Unfortunately, extensive manual configuration is unavoidable with SIEM solutions – every log source, every correlation rule, every dashboard, and every alert has to be setup by the admin. Per Gartner, this results in an average setup time of six months just to get basic use cases and workflows configured, with a full deployment taking upwards of three years. Oh, and these statistics are assuming you have 3-5 individuals dedicated to deploying, maintaining, and tuning the SIEM – full time. Not many security teams that I talk to have the resources to dedicate even a single person to their SIEM, let alone five, which leaves us here:
Capabilities of Incident Response
The last piece of this equation are the capabilities of the incident response team. Like the quality of data segment, we actually want this portion to be as extensive as possible – the larger the blue section is, the better poised the IR team is to quickly contain incidents. There are a lot of variables here, but the key factors are security tools and human resources. As most organizations have a fairly static headcount, our goal here is to provide useful tools to help facilitate incident response. Good tools make it easier for an incident responder to understand the what, where, and who of a security incident - what happened, where in the network did it occur, and who was involved. This gives the incident response team the information they need to swiftly and successfully contain the incident.
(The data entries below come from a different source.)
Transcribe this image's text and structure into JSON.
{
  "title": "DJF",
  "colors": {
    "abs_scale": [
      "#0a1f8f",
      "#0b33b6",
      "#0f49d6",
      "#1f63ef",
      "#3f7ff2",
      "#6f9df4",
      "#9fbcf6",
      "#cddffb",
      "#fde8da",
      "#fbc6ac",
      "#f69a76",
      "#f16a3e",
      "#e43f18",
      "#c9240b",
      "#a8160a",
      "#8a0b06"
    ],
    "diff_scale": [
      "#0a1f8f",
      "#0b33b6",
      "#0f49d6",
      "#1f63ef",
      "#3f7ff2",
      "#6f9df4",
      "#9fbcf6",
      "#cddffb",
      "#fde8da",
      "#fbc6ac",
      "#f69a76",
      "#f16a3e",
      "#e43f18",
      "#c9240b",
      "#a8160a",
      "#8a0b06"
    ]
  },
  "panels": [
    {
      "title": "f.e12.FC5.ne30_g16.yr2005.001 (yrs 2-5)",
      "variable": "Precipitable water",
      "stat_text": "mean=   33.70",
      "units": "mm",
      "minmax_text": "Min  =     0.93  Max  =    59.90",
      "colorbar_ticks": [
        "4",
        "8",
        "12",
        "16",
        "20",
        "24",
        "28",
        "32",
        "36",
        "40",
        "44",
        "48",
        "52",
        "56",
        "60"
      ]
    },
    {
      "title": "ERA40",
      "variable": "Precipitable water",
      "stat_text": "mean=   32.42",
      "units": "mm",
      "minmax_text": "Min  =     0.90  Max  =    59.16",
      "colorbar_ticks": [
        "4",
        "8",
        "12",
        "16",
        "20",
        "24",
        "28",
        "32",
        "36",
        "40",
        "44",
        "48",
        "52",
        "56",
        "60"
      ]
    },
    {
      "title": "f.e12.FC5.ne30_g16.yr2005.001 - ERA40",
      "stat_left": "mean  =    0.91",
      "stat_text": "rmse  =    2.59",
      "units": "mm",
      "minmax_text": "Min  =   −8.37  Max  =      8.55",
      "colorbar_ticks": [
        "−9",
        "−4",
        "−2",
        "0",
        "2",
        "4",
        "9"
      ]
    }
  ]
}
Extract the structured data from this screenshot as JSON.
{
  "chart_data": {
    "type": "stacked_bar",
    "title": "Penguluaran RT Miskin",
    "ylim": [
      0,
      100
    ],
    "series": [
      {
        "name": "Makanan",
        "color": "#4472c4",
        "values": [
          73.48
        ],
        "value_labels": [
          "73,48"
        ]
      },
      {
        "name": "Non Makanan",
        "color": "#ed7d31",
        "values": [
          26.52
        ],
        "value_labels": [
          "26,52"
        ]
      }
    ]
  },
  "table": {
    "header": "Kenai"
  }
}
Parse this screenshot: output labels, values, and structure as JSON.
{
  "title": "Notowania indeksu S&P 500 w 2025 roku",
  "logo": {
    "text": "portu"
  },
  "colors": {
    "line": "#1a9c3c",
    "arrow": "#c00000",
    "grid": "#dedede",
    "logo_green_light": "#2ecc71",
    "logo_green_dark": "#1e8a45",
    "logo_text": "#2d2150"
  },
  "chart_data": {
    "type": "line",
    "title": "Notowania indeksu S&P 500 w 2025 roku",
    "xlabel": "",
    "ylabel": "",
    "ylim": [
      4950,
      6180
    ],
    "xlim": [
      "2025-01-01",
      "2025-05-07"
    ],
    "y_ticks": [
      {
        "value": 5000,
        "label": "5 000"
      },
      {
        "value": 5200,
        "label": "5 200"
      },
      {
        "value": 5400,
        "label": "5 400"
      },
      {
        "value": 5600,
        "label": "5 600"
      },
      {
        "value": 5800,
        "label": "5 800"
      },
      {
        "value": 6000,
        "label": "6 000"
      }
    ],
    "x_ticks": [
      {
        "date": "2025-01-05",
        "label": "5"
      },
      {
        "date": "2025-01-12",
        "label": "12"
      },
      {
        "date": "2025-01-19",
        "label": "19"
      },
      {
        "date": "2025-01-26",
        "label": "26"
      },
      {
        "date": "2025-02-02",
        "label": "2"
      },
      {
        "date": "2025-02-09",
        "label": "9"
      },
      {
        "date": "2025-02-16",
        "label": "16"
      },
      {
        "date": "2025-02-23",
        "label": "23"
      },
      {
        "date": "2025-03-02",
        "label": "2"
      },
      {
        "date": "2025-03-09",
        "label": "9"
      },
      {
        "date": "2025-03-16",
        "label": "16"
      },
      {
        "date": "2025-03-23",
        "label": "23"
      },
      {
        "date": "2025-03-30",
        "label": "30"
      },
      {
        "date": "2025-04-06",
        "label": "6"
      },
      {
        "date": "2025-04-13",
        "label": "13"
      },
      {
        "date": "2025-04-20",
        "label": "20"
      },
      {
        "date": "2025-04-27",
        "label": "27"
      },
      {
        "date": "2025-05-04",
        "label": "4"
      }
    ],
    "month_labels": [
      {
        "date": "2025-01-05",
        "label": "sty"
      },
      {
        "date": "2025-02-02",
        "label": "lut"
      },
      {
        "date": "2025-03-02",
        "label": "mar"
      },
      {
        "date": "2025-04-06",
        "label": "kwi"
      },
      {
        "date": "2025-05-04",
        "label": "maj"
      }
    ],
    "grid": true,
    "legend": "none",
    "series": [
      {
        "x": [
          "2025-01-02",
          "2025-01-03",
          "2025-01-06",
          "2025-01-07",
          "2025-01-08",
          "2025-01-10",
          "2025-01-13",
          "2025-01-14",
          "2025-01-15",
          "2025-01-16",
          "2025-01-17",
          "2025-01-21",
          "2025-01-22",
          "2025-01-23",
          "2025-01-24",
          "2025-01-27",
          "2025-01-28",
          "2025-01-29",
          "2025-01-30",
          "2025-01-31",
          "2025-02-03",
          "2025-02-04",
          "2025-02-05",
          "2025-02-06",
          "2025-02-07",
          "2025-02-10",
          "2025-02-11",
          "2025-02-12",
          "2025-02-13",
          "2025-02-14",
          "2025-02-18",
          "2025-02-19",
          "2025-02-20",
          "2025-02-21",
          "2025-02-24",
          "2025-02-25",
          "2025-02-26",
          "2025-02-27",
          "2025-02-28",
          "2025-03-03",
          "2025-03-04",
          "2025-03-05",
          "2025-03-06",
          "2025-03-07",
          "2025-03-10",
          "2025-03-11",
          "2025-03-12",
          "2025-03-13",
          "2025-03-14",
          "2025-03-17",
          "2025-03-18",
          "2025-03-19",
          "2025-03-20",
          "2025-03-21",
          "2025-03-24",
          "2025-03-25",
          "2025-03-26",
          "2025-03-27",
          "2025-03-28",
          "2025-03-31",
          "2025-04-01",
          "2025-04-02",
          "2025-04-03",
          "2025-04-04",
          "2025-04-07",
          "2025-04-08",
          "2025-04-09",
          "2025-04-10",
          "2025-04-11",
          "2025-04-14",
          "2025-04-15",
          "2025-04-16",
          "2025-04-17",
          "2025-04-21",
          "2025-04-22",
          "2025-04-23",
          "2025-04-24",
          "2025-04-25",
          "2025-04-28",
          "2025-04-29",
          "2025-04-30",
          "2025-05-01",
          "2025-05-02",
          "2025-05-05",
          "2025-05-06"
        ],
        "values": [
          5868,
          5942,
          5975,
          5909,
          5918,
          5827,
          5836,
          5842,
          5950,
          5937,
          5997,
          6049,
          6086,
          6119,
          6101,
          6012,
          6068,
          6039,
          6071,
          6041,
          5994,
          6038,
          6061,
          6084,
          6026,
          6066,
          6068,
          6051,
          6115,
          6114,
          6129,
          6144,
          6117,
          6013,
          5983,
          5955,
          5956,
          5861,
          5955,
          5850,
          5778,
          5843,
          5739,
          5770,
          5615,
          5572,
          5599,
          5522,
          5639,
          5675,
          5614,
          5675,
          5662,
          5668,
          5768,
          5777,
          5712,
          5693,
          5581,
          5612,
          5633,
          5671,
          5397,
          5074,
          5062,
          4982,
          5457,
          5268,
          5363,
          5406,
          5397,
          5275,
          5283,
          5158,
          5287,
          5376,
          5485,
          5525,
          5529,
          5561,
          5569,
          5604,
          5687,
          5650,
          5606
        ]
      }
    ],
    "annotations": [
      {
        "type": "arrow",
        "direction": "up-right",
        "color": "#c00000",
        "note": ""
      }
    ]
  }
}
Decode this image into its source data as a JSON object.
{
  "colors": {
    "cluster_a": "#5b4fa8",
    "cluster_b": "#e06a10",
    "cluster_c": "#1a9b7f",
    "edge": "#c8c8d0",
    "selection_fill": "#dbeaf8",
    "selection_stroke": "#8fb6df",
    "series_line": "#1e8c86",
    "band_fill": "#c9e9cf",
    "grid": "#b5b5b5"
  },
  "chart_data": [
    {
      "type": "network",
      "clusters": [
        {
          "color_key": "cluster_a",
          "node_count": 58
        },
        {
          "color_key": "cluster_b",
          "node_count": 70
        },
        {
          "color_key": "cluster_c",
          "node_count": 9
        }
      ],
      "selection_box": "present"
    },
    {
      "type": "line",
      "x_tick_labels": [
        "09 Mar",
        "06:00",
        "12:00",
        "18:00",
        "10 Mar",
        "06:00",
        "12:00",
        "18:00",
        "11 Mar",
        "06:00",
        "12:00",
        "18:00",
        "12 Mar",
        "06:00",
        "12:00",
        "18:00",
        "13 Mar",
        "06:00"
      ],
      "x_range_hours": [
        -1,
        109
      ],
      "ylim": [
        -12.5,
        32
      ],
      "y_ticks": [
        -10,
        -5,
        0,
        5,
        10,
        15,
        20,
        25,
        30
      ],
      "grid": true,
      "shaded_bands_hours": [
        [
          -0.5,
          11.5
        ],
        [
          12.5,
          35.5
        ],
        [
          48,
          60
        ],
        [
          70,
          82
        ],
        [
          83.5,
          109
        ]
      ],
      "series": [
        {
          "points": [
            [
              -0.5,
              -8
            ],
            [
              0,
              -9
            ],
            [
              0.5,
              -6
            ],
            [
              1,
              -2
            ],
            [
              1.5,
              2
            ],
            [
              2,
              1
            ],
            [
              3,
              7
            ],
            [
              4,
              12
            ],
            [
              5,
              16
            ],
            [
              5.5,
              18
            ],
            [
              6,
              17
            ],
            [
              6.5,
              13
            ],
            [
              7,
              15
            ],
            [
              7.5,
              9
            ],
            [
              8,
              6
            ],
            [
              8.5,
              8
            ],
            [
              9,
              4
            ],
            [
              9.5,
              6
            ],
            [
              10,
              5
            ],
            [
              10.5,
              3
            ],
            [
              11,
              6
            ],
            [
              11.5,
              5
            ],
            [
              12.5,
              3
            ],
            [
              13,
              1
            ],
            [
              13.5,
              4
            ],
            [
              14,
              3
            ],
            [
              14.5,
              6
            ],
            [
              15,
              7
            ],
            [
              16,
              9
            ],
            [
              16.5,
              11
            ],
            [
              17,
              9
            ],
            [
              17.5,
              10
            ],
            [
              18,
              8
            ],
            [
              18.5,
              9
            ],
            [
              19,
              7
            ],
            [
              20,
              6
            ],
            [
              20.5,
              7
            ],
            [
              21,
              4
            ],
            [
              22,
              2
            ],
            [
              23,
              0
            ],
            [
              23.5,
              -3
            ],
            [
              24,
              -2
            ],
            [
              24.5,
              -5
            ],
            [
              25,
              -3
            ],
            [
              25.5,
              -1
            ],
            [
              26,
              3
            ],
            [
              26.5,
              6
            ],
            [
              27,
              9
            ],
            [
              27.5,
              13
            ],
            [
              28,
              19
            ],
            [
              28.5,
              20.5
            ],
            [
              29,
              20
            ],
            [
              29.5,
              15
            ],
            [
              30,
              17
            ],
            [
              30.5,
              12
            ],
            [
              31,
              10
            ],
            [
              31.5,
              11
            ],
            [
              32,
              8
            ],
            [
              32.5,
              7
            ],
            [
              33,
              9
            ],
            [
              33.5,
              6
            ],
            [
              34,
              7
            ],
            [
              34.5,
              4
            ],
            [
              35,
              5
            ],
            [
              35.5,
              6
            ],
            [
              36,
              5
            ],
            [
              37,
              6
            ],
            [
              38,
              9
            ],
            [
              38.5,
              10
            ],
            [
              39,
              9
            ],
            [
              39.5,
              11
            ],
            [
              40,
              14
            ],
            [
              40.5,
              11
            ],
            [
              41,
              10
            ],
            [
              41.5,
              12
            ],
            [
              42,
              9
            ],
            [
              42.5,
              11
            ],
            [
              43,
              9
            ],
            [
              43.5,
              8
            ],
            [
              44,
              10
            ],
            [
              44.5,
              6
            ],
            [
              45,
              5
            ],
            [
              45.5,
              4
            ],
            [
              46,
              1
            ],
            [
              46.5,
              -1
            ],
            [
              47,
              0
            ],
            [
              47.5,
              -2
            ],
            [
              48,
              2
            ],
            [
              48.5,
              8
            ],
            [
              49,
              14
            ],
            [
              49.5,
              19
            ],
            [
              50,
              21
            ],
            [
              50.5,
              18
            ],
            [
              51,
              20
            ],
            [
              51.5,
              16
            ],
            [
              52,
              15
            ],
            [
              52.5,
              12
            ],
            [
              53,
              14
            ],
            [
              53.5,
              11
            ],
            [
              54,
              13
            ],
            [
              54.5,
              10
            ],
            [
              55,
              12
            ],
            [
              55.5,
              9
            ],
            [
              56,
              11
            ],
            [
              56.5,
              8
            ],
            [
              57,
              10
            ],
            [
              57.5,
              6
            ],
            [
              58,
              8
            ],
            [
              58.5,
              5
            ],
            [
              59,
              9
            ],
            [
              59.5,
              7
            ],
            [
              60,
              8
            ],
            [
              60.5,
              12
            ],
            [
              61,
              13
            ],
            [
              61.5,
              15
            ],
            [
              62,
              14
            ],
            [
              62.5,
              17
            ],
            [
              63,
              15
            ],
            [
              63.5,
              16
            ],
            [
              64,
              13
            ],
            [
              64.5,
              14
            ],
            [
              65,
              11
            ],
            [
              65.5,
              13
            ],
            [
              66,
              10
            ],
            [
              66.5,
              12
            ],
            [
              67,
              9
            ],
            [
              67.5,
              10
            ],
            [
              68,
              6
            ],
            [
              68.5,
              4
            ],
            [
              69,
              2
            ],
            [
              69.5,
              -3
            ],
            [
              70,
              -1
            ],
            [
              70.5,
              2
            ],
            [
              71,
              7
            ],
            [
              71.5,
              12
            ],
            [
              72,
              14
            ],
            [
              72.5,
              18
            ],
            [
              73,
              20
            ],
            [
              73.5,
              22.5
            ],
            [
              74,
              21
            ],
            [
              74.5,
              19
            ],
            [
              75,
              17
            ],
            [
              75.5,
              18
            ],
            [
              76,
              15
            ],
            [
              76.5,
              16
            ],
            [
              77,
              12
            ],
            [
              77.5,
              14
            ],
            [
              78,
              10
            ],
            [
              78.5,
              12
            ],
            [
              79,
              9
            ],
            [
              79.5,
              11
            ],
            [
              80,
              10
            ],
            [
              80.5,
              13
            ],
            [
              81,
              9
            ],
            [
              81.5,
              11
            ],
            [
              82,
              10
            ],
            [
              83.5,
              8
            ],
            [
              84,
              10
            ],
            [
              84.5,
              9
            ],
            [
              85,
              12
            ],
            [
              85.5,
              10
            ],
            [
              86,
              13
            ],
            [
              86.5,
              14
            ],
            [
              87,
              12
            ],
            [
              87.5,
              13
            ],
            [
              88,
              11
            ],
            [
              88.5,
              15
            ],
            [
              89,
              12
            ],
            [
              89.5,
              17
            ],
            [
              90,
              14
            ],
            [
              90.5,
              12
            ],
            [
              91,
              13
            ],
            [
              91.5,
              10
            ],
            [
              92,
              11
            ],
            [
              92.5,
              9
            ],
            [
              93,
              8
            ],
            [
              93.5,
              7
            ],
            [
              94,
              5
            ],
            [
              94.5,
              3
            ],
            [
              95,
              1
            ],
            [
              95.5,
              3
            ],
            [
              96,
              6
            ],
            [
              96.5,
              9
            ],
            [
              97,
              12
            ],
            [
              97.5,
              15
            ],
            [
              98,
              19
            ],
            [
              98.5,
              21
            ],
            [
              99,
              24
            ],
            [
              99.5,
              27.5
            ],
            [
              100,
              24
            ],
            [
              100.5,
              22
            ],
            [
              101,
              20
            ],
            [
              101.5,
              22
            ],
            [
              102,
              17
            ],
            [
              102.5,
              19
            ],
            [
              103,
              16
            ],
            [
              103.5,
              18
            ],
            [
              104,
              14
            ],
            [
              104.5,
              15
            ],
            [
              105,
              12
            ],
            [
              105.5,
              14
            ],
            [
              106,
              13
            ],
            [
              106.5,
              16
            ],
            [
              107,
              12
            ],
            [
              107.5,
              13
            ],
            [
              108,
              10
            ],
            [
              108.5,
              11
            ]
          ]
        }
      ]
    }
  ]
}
The detection rules previously created produce an alert – the more finely tuned and contextual the alert is, the easier it is for the incident responders to identify the users and/or assets that have been compromised. The incident responders typically use log search tools to find other affected users/assets, and only once all compromised targets have been identified can the IR team move on to containment. Once identified, the IR team contains the incident by resetting passwords/pulling assets offline. Finally, the team can analyze the attack to find the root cause and remediate appropriately.
What's the bottom line?
There are two key metrics SIEM systems are supposed to address: time to detect, and time to contain. According to the Verizon Data Breach Investigations Report (DBIR), time to detect a breach is still measured in months. Time to contain a breach once it has been detected is still measured in days or weeks, and almost a quarter of breaches still take months to contain. This is largely due to the fact that traditional SIEM technologies require admins to build, maintain, analyze, and respond to alerts. If the past 10 years of SIEM technologies have taught us anything, it's that the problems are still there, and we need a new approach.
How does InsightIDR help?
- InsightIDR provides an out-of-the-box analytics and correlation engine to ingest logs from about 70 different security and IT solutions, correlate the data, and provide the context needed to produce meaningful alerts.
- Over 60 pre-built, contextual alerts give admins an advanced system for incident detection without the overhead required to build, maintain and tune alerting rules.
- The investigations feature gives incident responders an immediate understanding of the what, where, and who involved in an incident, along with the ability to run deeper forensic interrogations and correlate data from all log sources to further investigate an incident.